Cap and trade: a failing gamble in Europe
posted at 8:25 am on August 5, 2008 by Ed Morrissey
With cap-and-trade policies coming from the presidential nominees of both parties, one might think that earlier adopters of these carbon-trading systems had enjoyed wild success. As Business Week reports, that’s not been the case in Europe, and people there have begun to worry. Like a Ponzi scheme, the only way that they can avoid taking huge losses in jobs and new businesses is if they can convince everyone to play along:
The continent’s bureaucrats hope their counterparts in China, India, and the US will embrace carbon regulation next year in Copenhagen.
The bureaucrats that run the European Union’s day-to-day business aren’t known for taking risks.

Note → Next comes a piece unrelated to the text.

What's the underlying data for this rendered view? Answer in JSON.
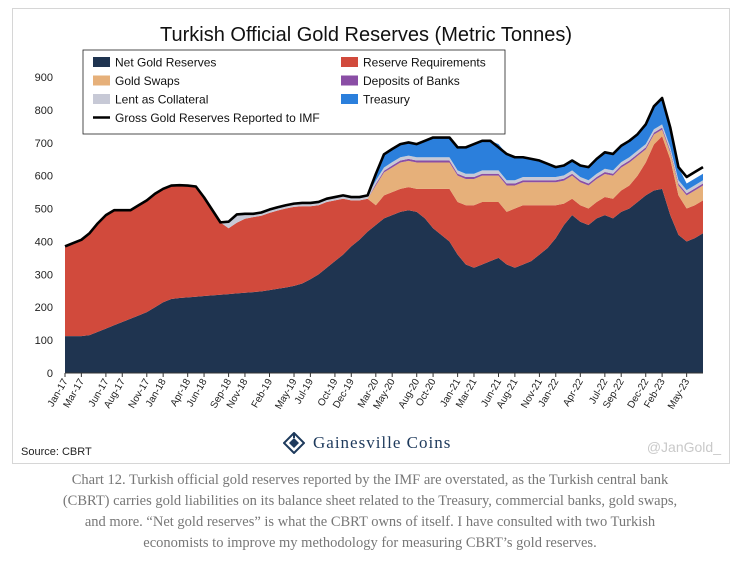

Yet back in 2005, when they devised the EU Greenhouse Gas Emission Trading Scheme (EU ETS), these pencil pushers gambled that a cap-and-trade scheme would help cut the EU’s carbon dioxide emissions. Now, three years on, the environmental benefits from the EU ETS remain unclear: The continent’s CO2 output actually rose 1.1 percent last year. …
The continent has banked its financial future—and moral authority—on creating a low-carbon economy. This gamble’s efficacy now depends on the likes of China, India, and the U.S. deciding whether to embrace carbon trading. “Copenhagen will play a big part in showing that Europe’s creation of a cap-and-trade carbon market will pay off,” says Mark Spelman, global head of strategy at consultancy Accenture (ACN).
If, however, a global agreement for CO2 isn’t reached, many energy-intensive industries reckon their European businesses will be the only one to shoulder the higher costs needed to cut emissions. The extra financial burden eventually could send European jobs overseas and increase costs there.
That’s exactly what could happen here, as well. Assuming we implement a cap-and-trade system of any sort that burdens American businesses, those that have the ability to shift jobs overseas will do so, and the rest will fail in competition. This hurts small businesses the most, which have the least flexibility to outsource manufacturing operations, which will bear the brunt of any carbon capping system.
The same issue sunk Kyoto. Bill Clinton signed the treaty, but the Senate unanimously passed a resolution rejecting it, specifically because it did not bind China, India, and other developing nations to the same kinds of limitations. Ten years later, cap-and-trade still is exclusively Western, and the same economic risks remain.
Europe can’t even point to success in its own cap-and-trade system to entice the US or any of the developing nations. They’ve tried to cook the numbers by jiggering the baseline calculations for their metrics, but the truth is that carbon outputs have increased under the European system. Meanwhile, the US has cut emissions by 1.3% during the same period without a cap-and-trade system.
The EU hopes that the US doesn’t notice its failure, and that we use our clout to bring in a few more saps. At this point, the only thing that can save Europe’s business class is the hope that everyone else is too stupid to realize that they’re being conned.